The DeCosta Way

From a statistical standpoint, a single year's draft is a small sample size. That said, here are some of my takeaways from the 2020 draft.

1. Best (Ravens) Player Available. This is a smoke screen for many teams, but not the Ravens. The selection of J.K. Dobbins was a true BPA selection. DeCosta likely had Dobbins higher on his board than most teams because Dobbins' running style is a good fit for the Ravens offensive, i.e., intelligent, patient, tempo-sensitive. Dobbins also can pass block which something the Ravens covet.

2. Football intelligence. Consider the first and last picks of the Ravens' draft: Patrick Queen and Geno Stone. What they have in common is football intelligence, instinct, and aggression. The primary difference is that Queen is an elite athlete with exceptional measurables. Stone is more of an average athlete (by NFL standards) with subpar measurables.

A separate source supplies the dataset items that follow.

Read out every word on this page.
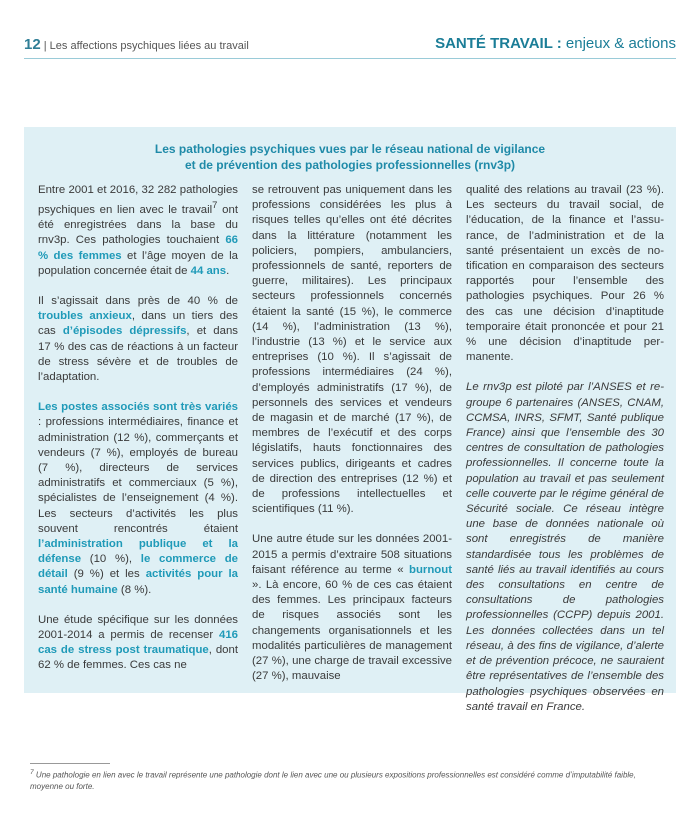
12 | Les affections psychiques liées au travail	SANTÉ TRAVAIL : enjeux & actions
Les pathologies psychiques vues par le réseau national de vigilance
et de prévention des pathologies professionnelles (rnv3p)

Entre 2001 et 2016, 32 282 pathologies psychiques en lien avec le travail$^7$ ont été enregistrées dans la base du rnv3p. Ces pathologies touchaient 66 % des femmes et l’âge moyen de la population concernée était de 44 ans.

Il s’agissait dans près de 40 % de troubles anxieux, dans un tiers des cas d’épisodes dépressifs, et dans 17 % des cas de réactions à un facteur de stress sévère et de troubles de l’adaptation.

Les postes associés sont très variés : professions intermédiaires, finance et administration (12 %), commerçants et vendeurs (7 %), employés de bureau (7 %), directeurs de services administratifs et commerciaux (5 %), spécialistes de l’enseignement (4 %). Les secteurs d’activités les plus souvent rencontrés étaient l’administration publique et la défense (10 %), le commerce de détail (9 %) et les activités pour la santé humaine (8 %).

Une étude spécifique sur les données 2001-2014 a permis de recenser 416 cas de stress post traumatique, dont 62 % de femmes. Ces cas ne

se retrouvent pas uniquement dans les professions considérées les plus à risques telles qu’elles ont été décrites dans la littérature (notamment les policiers, pompiers, ambulanciers, professionnels de santé, reporters de guerre, militaires). Les principaux secteurs professionnels concernés étaient la santé (15 %), le commerce (14 %), l’administration (13 %), l’industrie (13 %) et le service aux entreprises (10 %). Il s’agissait de professions intermédiaires (24 %), d’employés administratifs (17 %), de personnels des services et vendeurs de magasin et de marché (17 %), de membres de l’exécutif et des corps législatifs, hauts fonctionnaires des services publics, dirigeants et cadres de direction des entreprises (12 %) et de professions intellectuelles et scientifiques (11 %).

Une autre étude sur les données 2001-2015 a permis d’extraire 508 situations faisant référence au terme « burnout ». Là encore, 60 % de ces cas étaient des femmes. Les principaux facteurs de risques associés sont les changements organisationnels et les modalités particulières de management (27 %), une charge de travail excessive (27 %), mauvaise

qualité des relations au travail (23 %). Les secteurs du travail social, de l’éducation, de la finance et l’assurance, de l’administration et de la santé présentaient un excès de notification en comparaison des secteurs rapportés pour l’ensemble des pathologies psychiques. Pour 26 % des cas une décision d’inaptitude temporaire était prononcée et pour 21 % une décision d’inaptitude permanente.

Le rnv3p est piloté par l’ANSES et regroupe 6 partenaires (ANSES, CNAM, CCMSA, INRS, SFMT, Santé publique France) ainsi que l’ensemble des 30 centres de consultation de pathologies professionnelles. Il concerne toute la population au travail et pas seulement celle couverte par le régime général de Sécurité sociale. Ce réseau intègre une base de données nationale où sont enregistrés de manière standardisée tous les problèmes de santé liés au travail identifiés au cours des consultations en centre de consultations de pathologies professionnelles (CCPP) depuis 2001. Les données collectées dans un tel réseau, à des fins de vigilance, d’alerte et de prévention précoce, ne sauraient être représentatives de l’ensemble des pathologies psychiques observées en santé travail en France.

$^7$ Une pathologie en lien avec le travail représente une pathologie dont le lien avec une ou plusieurs expositions professionnelles est considéré comme d’imputabilité faible, moyenne ou forte.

3. Hands. The primary job of a receiver is to catch the football. In the past, the Ravens have fallen into the trap of drafting fast athletes but who struggled to convert targets into receptions. Devard Darling? Yamon Figurs? Patrick Johnson? It might not seem fair to drop Mark Clayton into the conversation, but he was a first round pick. So was Travis Taylor. Breshad Perriman has shown some signs of life with the Buccaneers but he didn't do anything as a Raven to justify his first round status. The Ravens have had good luck with free agent wide receivers, but DeCosta seems to have figured out a couple of things. It's hard to pick great wideouts and find guys who can catch the damn ball.

4. Meat. The Ravens haven't had trouble developing offensive lineman. The back-to-back guard picks in the 2020 draft demonstrate the basic philosophy. Tyre Phillips fits the Orlando Brown profile of a massive human who didn't test well at the combine. Bredeson is more along the Marshall Yanda mold (although no one is calling Bredeson a future Hall of Famer). Bredeson is a hard-working, blue-collar big conference guard, athletically limited but strong leadership.

5. Meat, Chapter 2. The Ravens love drafting defensive tackles, double dipping in 2020. What I see here is that DeCosta recognize that investing in heavy tackles (who can be expensive) to stop the run isn't ideal. Buying Edge talent is even more expensive. What I see the Ravens doing is looking for interior pass rushers and spending less for the inside space-eaters. Madubuike has potential to provide some interior pressure in addition to keeping Queen clean. Washington is a developmental player without a traditional position. Like many of the Ravens choices, Washington has football IQ but he could be another Bronson Kaufusi. The difference: DeCosta didn't burn a third rounder to grab Washington.

6. Evolution. DeCosta seems to be learning from the Ravens mistakes, and incorporating that knowledge into the Ravens draft board. Draft the best available player and trade away the surplus for more picks. Stockpile picks. Draft football players, not just athletes. Find aggressive, smart, and productive players. Understand that some positions (like interior offensive line) it's smarter to draft and develop. Double up in later rounds on positions where it's harder to evaluate talent. Understand your scheme and build your board around the scheme.

The Ravens wiped the slate clean and built an offense around the unique skillset of Lamar Jackson. While Ravens fans coveted wideouts (and will be watching Denzel Mims development closely), adding Dobbins may add a productive year or two for Mark Ingram. It also gives DeCosta a trade chip in Gus Edwards or Justice Hill.